A Taste of Vietnam
Eating is one of the simplest and most enjoyable gateways to experiencing and understanding a new culture. After more than a month of living and traveling around Cambodia, our group had become familiar with amok (a coconut curry with fish), lok lak (stir-fried marinated beef), and bo ba (breakfast rice porridge), but upon crossing the border into Vietnam we were confronted with the delights and challenges of a whole new food culture.
At our first lunch in Vietnam, we cast away the Cambodian fork and spoon for a set of chopsticks. For many of us this made for a stressful and clumsy first meal as we nervously glanced at one another attempting to mimic each other’s chopsticking technique. Then there was the hot pot, which prompted a host of confounding questions: How long do you let the vegetables cook before you can eat them? How much food can you politely take from the communal pot? How do you eat piping hot soup in 90-degree weather without melting into a puddle of sweat?
Vietnamese food might have induced culture shock in a few of us, but fortunately our fearless and energetic translator Nhan was there to guide us through this brave new world. During the following days, Nhan introduced us to numerous Vietnamese culinary delights including phở (Vietnamese noodle soup), bánh xèo (savory fried pancakes eaten wrapped in lettuce), and cà phê sữa đá (hopelessly addictive iced coffee with sweetened condensed milk).
During our time in Can Tho, Nhan generously invited us to learn how to make Vietnamese food and have dinner with her family. Our large group squeezed into Nhan’s house and, after receiving a warm welcome, her family set us to work making lime juice, iced coffee, and fried spring rolls (see recipes below!). Despite a few language barriers, we were spring roll wrapping experts in no time!

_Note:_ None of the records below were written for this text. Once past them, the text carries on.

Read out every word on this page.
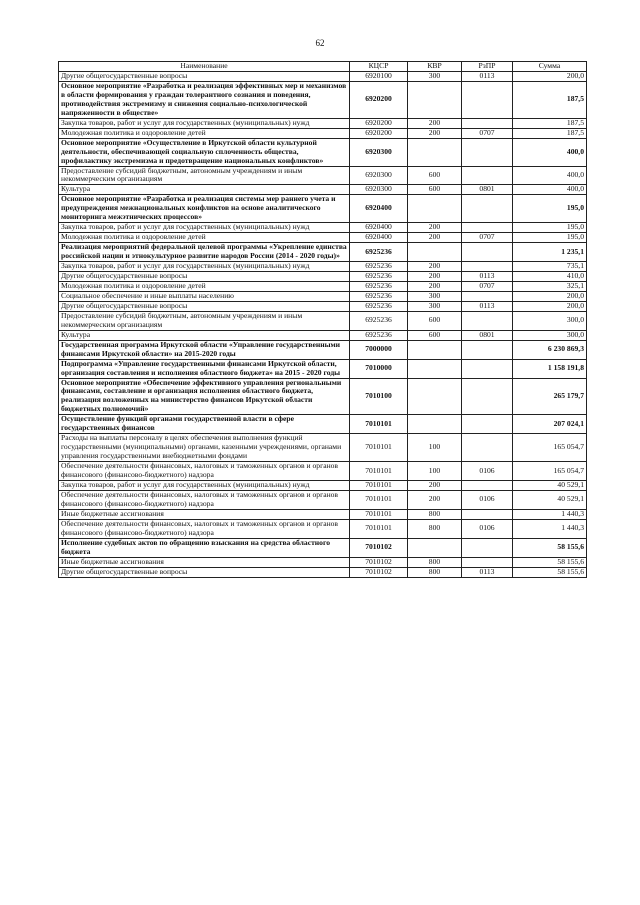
62
Наименование	КЦСР	КВР	РзПР	Сумма
Другие общегосударственные вопросы	6920100	300	0113	200,0
Основное мероприятие «Разработка и реализация эффективных мер и механизмов в области формирования у граждан толерантного сознания и поведения, противодействия экстремизму и снижения социально-психологической напряженности в обществе»	6920200			187,5
Закупка товаров, работ и услуг для государственных (муниципальных) нужд	6920200	200		187,5
Молодежная политика и оздоровление детей	6920200	200	0707	187,5
Основное мероприятие «Осуществление в Иркутской области культурной деятельности, обеспечивающей социальную сплоченность общества, профилактику экстремизма и предотвращение национальных конфликтов»	6920300			400,0
Предоставление субсидий бюджетным, автономным учреждениям и иным некоммерческим организациям	6920300	600		400,0
Культура	6920300	600	0801	400,0
Основное мероприятие «Разработка и реализация системы мер раннего учета и предупреждения межнациональных конфликтов на основе аналитического мониторинга межэтнических процессов»	6920400			195,0
Закупка товаров, работ и услуг для государственных (муниципальных) нужд	6920400	200		195,0
Молодежная политика и оздоровление детей	6920400	200	0707	195,0
Реализация мероприятий федеральной целевой программы «Укрепление единства российской нации и этнокультурное развитие народов России (2014 - 2020 годы)»	6925236			1 235,1
Закупка товаров, работ и услуг для государственных (муниципальных) нужд	6925236	200		735,1
Другие общегосударственные вопросы	6925236	200	0113	410,0
Молодежная политика и оздоровление детей	6925236	200	0707	325,1
Социальное обеспечение и иные выплаты населению	6925236	300		200,0
Другие общегосударственные вопросы	6925236	300	0113	200,0
Предоставление субсидий бюджетным, автономным учреждениям и иным некоммерческим организациям	6925236	600		300,0
Культура	6925236	600	0801	300,0
Государственная программа Иркутской области «Управление государственными финансами Иркутской области» на 2015-2020 годы	7000000			6 230 869,3
Подпрограмма «Управление государственными финансами Иркутской области, организация составления и исполнения областного бюджета» на 2015 - 2020 годы	7010000			1 158 191,8
Основное мероприятие «Обеспечение эффективного управления региональными финансами, составление и организация исполнения областного бюджета, реализация возложенных на министерство финансов Иркутской области бюджетных полномочий»	7010100			265 179,7
Осуществление функций органами государственной власти в сфере государственных финансов	7010101			207 024,1
Расходы на выплаты персоналу в целях обеспечения выполнения функций государственными (муниципальными) органами, казенными учреждениями, органами управления государственными внебюджетными фондами	7010101	100		165 054,7
Обеспечение деятельности финансовых, налоговых и таможенных органов и органов финансового (финансово-бюджетного) надзора	7010101	100	0106	165 054,7
Закупка товаров, работ и услуг для государственных (муниципальных) нужд	7010101	200		40 529,1
Обеспечение деятельности финансовых, налоговых и таможенных органов и органов финансового (финансово-бюджетного) надзора	7010101	200	0106	40 529,1
Иные бюджетные ассигнования	7010101	800		1 440,3
Обеспечение деятельности финансовых, налоговых и таможенных органов и органов финансового (финансово-бюджетного) надзора	7010101	800	0106	1 440,3
Исполнение судебных актов по обращению взыскания на средства областного бюджета	7010102			58 155,6
Иные бюджетные ассигнования	7010102	800		58 155,6
Другие общегосударственные вопросы	7010102	800	0113	58 155,6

Then, it was time to eat. We began by making our own fresh spring rolls with tofu, shrimp, herbs, and veggies, most of which came from the family’s garden. After that, Nhan’s family brought out a remarkable series of scrumptious Vietnamese dishes, from fried tofu with lemongrass to lotus and shrimp salad. We quickly realized that we had failed to pace ourselves, but we couldn’t refuse the family’s hospitality and the most delicious home-cooked food of our entire trip.
By the end of the night we were helplessly stuffed and happy. After nearly a month on the road, some of us were beginning to long for our adopted home back in Siem Reap. But this jolly evening of cooking, singing, and eating in the company of new friends gave us a much-needed taste of home and reminded us of the importance of savoring our short time in Vietnam.
A few recipes from Nhan, our Vietnamese translator:
Iced Coffee with Milk (cà phê sữa đá)
Ingredients:
Coffee
Sweetened condensed milk
Ice
Brew half a cup of coffee of your choice. Add the coffee to a glass along with 2-3 teaspoons of milk, depending on the size of your sweet tooth. Stir. Pour coffee and milk mixture over a glass full of ice.
Fried Spring Rolls
Note: this recipe can be made vegetarian by replacing the shrimp and pork with mashed mung bean and minced mushrooms.
Ingredients:
2 taro
20 rice papers
14 oz raw shrimp
7 oz ground pork
2 onions
2 eggs
7 oz green beans
1 tsp sugar
pinch of salt
Filling Instructions:
Clean and peel the taro and slice into small thin slices. Peel the shrimp and chop very small. Peel and finely chop the onions. Boil the green beans and then mash them. Combine all of the ingredients in a bowl with the egg. Add the sugar and salt.
Rolling Instructions:
For one rice paper, spoon one tablespoon of filling into the center of the paper. Fold one third of the paper over the filling and then fold in from both sides. Continue to roll the rest of the paper and then put the spring roll on a plate with the crease downward.
Frying Instructions:
Put a frying pan with a couple inches of vegetable oil on the bottom. Put the burner on high heat and wait until the oil is very hot (you can tell by putting a drop of water on the oil and seeing if it sizzles). Put the burner on low heat and then put a few spring rolls in the pan. Fry until light brown, turning the rolls so that they are fried on all sides. Put the rolls on a plate with paper towels.
Dipping Sauce for Fried Spring Rolls
Ingredients:
¼ cup fish sauce
2 tbsp sugar
2 tbsp lime juice
1 clove garlic
1 small hot pepper
¼ cup water
Mince the garlic and pepper. Combine all ingredients in a bowl and serve.